Greg Monroe, above, and new teammate Josh Smith play the same position, power forward. (Clarence Tabb Jr. / Detroit News)
Milwaukee — It’s been a season of firsts for Greg Monroe, and none of them appear to be working in his favor, during the most important year in his career to date.
He’s playing for another new coach, Maurice Cheeks, with another point guard, Brandon Jennings, and before he got a chance to adjust to playing with a player he campaigned for the Pistons to draft, Andre Drummond, the team signed Josh Smith this offseason — a player whose who’s natural position is the same one Monroe plays now, power forward.

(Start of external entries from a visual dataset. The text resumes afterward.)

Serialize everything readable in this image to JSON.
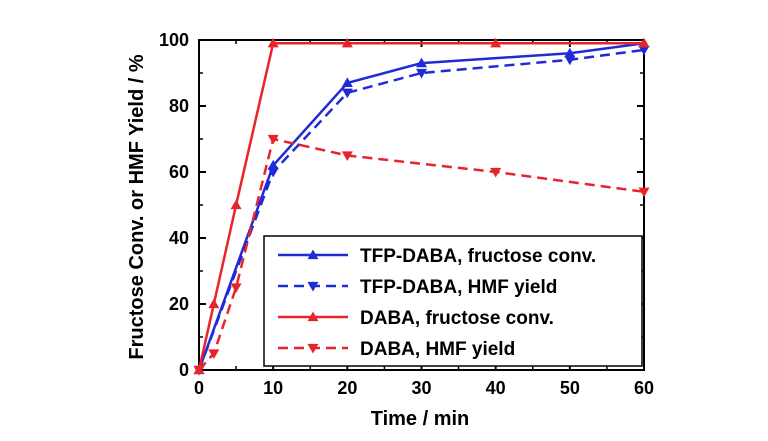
{
  "chart_data": {
    "type": "line",
    "title": "",
    "xlabel": "Time / min",
    "ylabel": "Fructose Conv. or HMF Yield / %",
    "xlim": [
      0,
      60
    ],
    "ylim": [
      0,
      100
    ],
    "xticks": [
      0,
      10,
      20,
      30,
      40,
      50,
      60
    ],
    "yticks": [
      0,
      20,
      40,
      60,
      80,
      100
    ],
    "grid": false,
    "legend_position": "bottom-right",
    "series": [
      {
        "name": "TFP-DABA, fructose conv.",
        "color": "#1f2bd6",
        "dash": "solid",
        "marker": "triangle-up",
        "x": [
          0,
          10,
          20,
          30,
          50,
          60
        ],
        "y": [
          0,
          62,
          87,
          93,
          96,
          99
        ]
      },
      {
        "name": "TFP-DABA, HMF yield",
        "color": "#1f2bd6",
        "dash": "dashed",
        "marker": "triangle-down",
        "x": [
          0,
          10,
          20,
          30,
          50,
          60
        ],
        "y": [
          0,
          60,
          84,
          90,
          94,
          97
        ]
      },
      {
        "name": "DABA, fructose conv.",
        "color": "#e8242a",
        "dash": "solid",
        "marker": "triangle-up",
        "x": [
          0,
          2,
          5,
          10,
          20,
          40,
          60
        ],
        "y": [
          0,
          20,
          50,
          99,
          99,
          99,
          99
        ]
      },
      {
        "name": "DABA, HMF yield",
        "color": "#e8242a",
        "dash": "dashed",
        "marker": "triangle-down",
        "x": [
          0,
          2,
          5,
          10,
          20,
          40,
          60
        ],
        "y": [
          0,
          5,
          25,
          70,
          65,
          60,
          54
        ]
      }
    ]
  }
}
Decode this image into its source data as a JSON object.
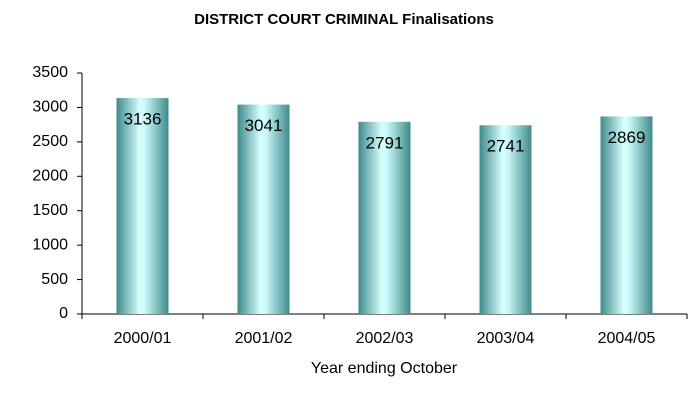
{
  "chart_data": {
    "type": "bar",
    "title": "DISTRICT COURT CRIMINAL Finalisations",
    "x_label": "Year ending October",
    "categories": [
      "2000/01",
      "2001/02",
      "2002/03",
      "2003/04",
      "2004/05"
    ],
    "values": [
      3136,
      3041,
      2791,
      2741,
      2869
    ],
    "color": "#7fd0d0",
    "ylim": [
      0,
      3500
    ],
    "yticks": [
      0,
      500,
      1000,
      1500,
      2000,
      2500,
      3000,
      3500
    ],
    "grid": false
  }
}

Now, he has to deal with concerns about his future in Detroit as he’s approaching restricted free agency in this coming July. After being viewed as a franchise staple for three years as the team rebounded and rebuilt, itself, outsiders see him as the piece that doesn’t fit alongside Drummond and Smith — which has led to speculation on whether he should be traded.

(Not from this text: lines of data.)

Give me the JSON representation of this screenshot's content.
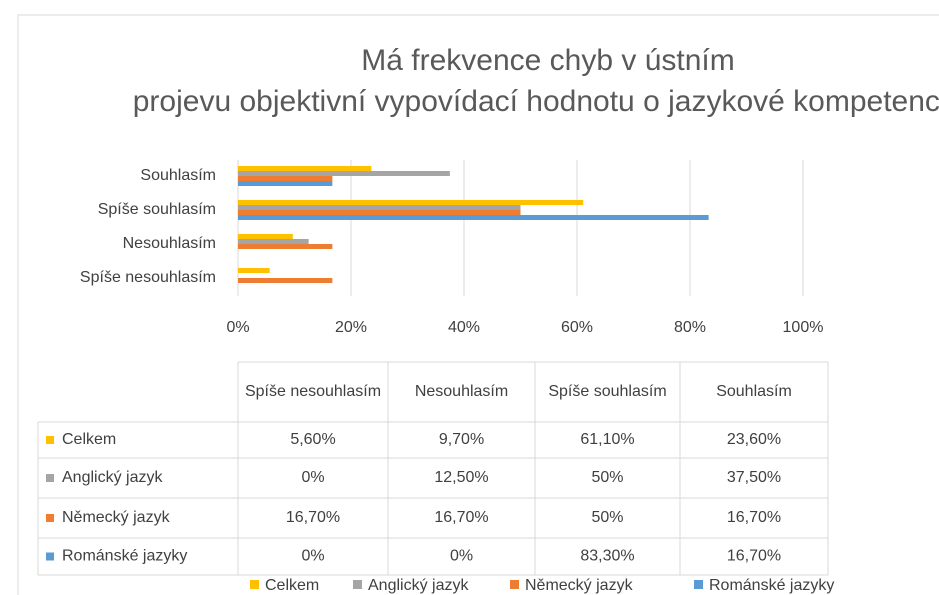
{
  "chart_data": {
    "type": "bar",
    "orientation": "horizontal",
    "title": "Má frekvence chyb v ústním projevu objektivní vypovídací hodnotu o jazykové kompetenci?",
    "categories": [
      "Spíše nesouhlasím",
      "Nesouhlasím",
      "Spíše souhlasím",
      "Souhlasím"
    ],
    "series": [
      {
        "name": "Celkem",
        "color": "#FFC000",
        "values": [
          5.6,
          9.7,
          61.1,
          23.6
        ],
        "value_labels": [
          "5,60%",
          "9,70%",
          "61,10%",
          "23,60%"
        ]
      },
      {
        "name": "Anglický jazyk",
        "color": "#A5A5A5",
        "values": [
          0,
          12.5,
          50,
          37.5
        ],
        "value_labels": [
          "0%",
          "12,50%",
          "50%",
          "37,50%"
        ]
      },
      {
        "name": "Německý jazyk",
        "color": "#ED7D31",
        "values": [
          16.7,
          16.7,
          50,
          16.7
        ],
        "value_labels": [
          "16,70%",
          "16,70%",
          "50%",
          "16,70%"
        ]
      },
      {
        "name": "Románské jazyky",
        "color": "#5B9BD5",
        "values": [
          0,
          0,
          83.3,
          16.7
        ],
        "value_labels": [
          "0%",
          "0%",
          "83,30%",
          "16,70%"
        ]
      }
    ],
    "xlim": [
      0,
      100
    ],
    "xticks": [
      {
        "value": 0,
        "label": "0%"
      },
      {
        "value": 20,
        "label": "20%"
      },
      {
        "value": 40,
        "label": "40%"
      },
      {
        "value": 60,
        "label": "60%"
      },
      {
        "value": 80,
        "label": "80%"
      },
      {
        "value": 100,
        "label": "100%"
      }
    ],
    "grid": true,
    "legend": "bottom"
  }
}
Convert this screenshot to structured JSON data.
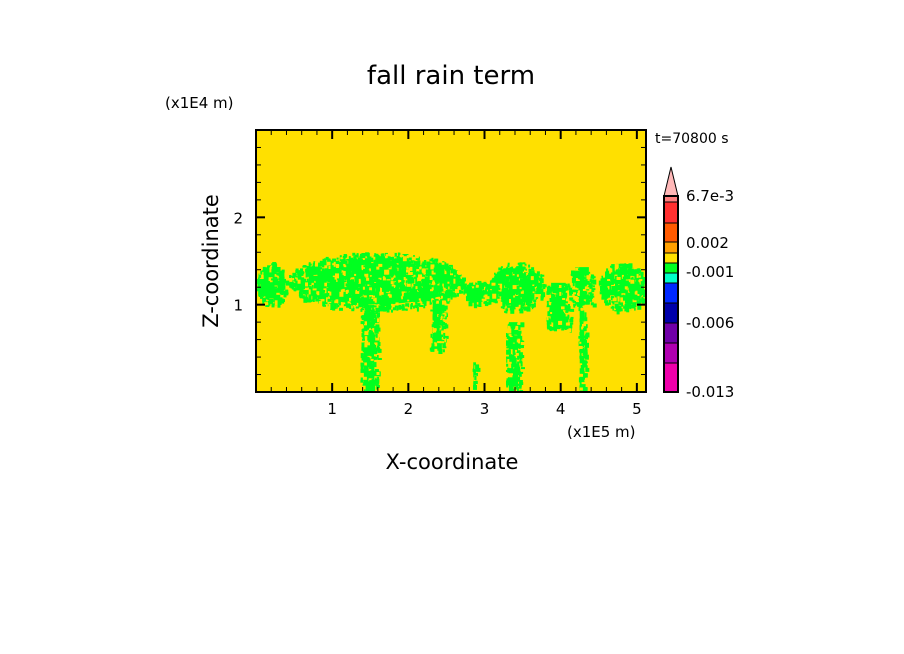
{
  "chart_data": {
    "type": "heatmap",
    "title": "fall rain term",
    "xlabel": "X-coordinate",
    "ylabel": "Z-coordinate",
    "x_unit": "(x1E5 m)",
    "y_unit": "(x1E4 m)",
    "time_label": "t=70800 s",
    "xlim": [
      0,
      5.12
    ],
    "ylim": [
      0,
      3.0
    ],
    "x_ticks": [
      1,
      2,
      3,
      4,
      5
    ],
    "y_ticks": [
      1,
      2
    ],
    "x_tick_labels": [
      "1",
      "2",
      "3",
      "4",
      "5"
    ],
    "y_tick_labels": [
      "1",
      "2"
    ],
    "background_level_color": "#ffe000",
    "feature_color": "#00ff20",
    "green_regions": [
      {
        "x": [
          0.01,
          0.39
        ],
        "z": [
          1.0,
          1.49
        ]
      },
      {
        "x": [
          0.43,
          2.73
        ],
        "z": [
          0.94,
          1.6
        ]
      },
      {
        "x": [
          2.71,
          3.16
        ],
        "z": [
          1.0,
          1.28
        ]
      },
      {
        "x": [
          3.06,
          3.77
        ],
        "z": [
          0.94,
          1.49
        ]
      },
      {
        "x": [
          3.81,
          4.13
        ],
        "z": [
          0.72,
          1.25
        ]
      },
      {
        "x": [
          4.13,
          4.43
        ],
        "z": [
          1.0,
          1.43
        ]
      },
      {
        "x": [
          4.5,
          5.12
        ],
        "z": [
          0.94,
          1.49
        ]
      },
      {
        "x": [
          1.37,
          1.6
        ],
        "z": [
          0.0,
          1.0
        ]
      },
      {
        "x": [
          2.28,
          2.48
        ],
        "z": [
          0.48,
          1.05
        ]
      },
      {
        "x": [
          3.28,
          3.48
        ],
        "z": [
          0.0,
          0.8
        ]
      },
      {
        "x": [
          4.23,
          4.33
        ],
        "z": [
          0.0,
          1.0
        ]
      },
      {
        "x": [
          2.84,
          2.9
        ],
        "z": [
          0.08,
          0.34
        ]
      }
    ],
    "colorbar": {
      "colors": [
        "#ee00aa",
        "#b000b0",
        "#7000a8",
        "#0000aa",
        "#0028ff",
        "#00ffc8",
        "#00ff20",
        "#ffe000",
        "#ffa000",
        "#ff5a00",
        "#ff3030",
        "#ff8080"
      ],
      "extend_color": "#ffb8b8",
      "labels": [
        "6.7e-3",
        "0.002",
        "-0.001",
        "-0.006",
        "-0.013"
      ]
    }
  }
}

It’s going to be tough to establish his market value this summer. Young, productive bigs usually don’t hit the market and, if they do, the price is at a premium. Draftmates DeMarcus Cousins received a max contract, and Utah’s Derrick Favors signed an extension that averages around $12.5 million annually.
Monroe has historically been a better player than Favors, who averaged 9.4 points and 7.1 rebounds last season before coming on this year, averaging 13.5 points and 9.1 boards. Monroe averaged 16 points and 9.6 rebounds last year and is at 14.2 and 8.7 this season, respectively. Wednesday night, he had 18 points and nine rebounds.
Monroe, 23, has admitted the talk has affected him a little. “It does, to be honest. We’re still trying to get things right, here,” he said. “To see that stuff … I just focus on what we’re doing here. I’m here. If that changes, then I’ll move forward. If it never does, I’ll focus on playing these games and trying to win these games.”
To be clear, the Pistons aren’t actively shopping Monroe but, as the trade deadline approaches, more and more teams will begin to inquire about Monroe’s availability. Adjusting to new teammates and, more importantly, an undefined pecking order has led to uneven play and an uncertain unsure player on the offensive end.
“It’s definitely been a change, and it’s still an adjustment,” Monroe said. “Offensively, it’s a new system we’re running, new players, new coaching staff.”
Cheeks wants Monroe to be more assertive, both with the ball and with his teammates. Cheeks played with Julius Erving and Moses Malone, who voiced their desires when they wanted the ball to come their way.
“A big guy can get his shot anytime; all he has to do is tell his point guard,” Cheeks said. “Especially if he’s playing well or had it going and hasn’t had a shot. He doesn’t have to tell me, tell his point guard.”
It’s not in Monroe’s nature to bark at his teammates as much as he does the officials when a call doesn’t go his way, considering Jennings doesn’t call the set plays on offense and Monroe isn’t used to asking for touches.
“Nah, I’ve never done that. It’s tough because they’re calling plays,” Monroe said. “So I don’t want to sound like that selfish guy, so it’s tough to go in and say that.”
Monroe is the player most affected by the new alignment because Drummond doesn’t need the ball and the one thing Monroe needs the most on the floor is what the Pistons don’t have: spacing.
“You can say that, definitely,” Monroe said. “With the new personnel and size that we have, teams are packing it in more. So it’s a little more difficult to get spacing.”
Pesky opposing guards have an easier time coming to the block while Monroe, ever deliberate, probes for space on the interior — which makes it hard to demand it if you can’t hold onto it.
“If you say bring me the ball and you get stripped, you can’t do it,” Cheeks said. “He’s not gonna bring it to you again. And he shouldn’t. It’s how that works.”
Players usually perform best with contract talks looming, and Monroe is dealing with the reality of getting fewer touches, fewer opportunities in an ever-changing Pistons offense. Jennings is trying to balance between facilitating and scoring, while Smith has looked to establish himself on a new team.
It’s left Monroe averaging 11.3 shots a game, the fewest since his rookie season, when he didn’t have a single play called for him by then-former coach John Kuester.
“That’s probably been the main thing,” Monroe said. “I kind of need the ball to get a rhythm; that’s how I’ve always been. It’s tough, especially when guys have it going. It’s a rough area for me, really.”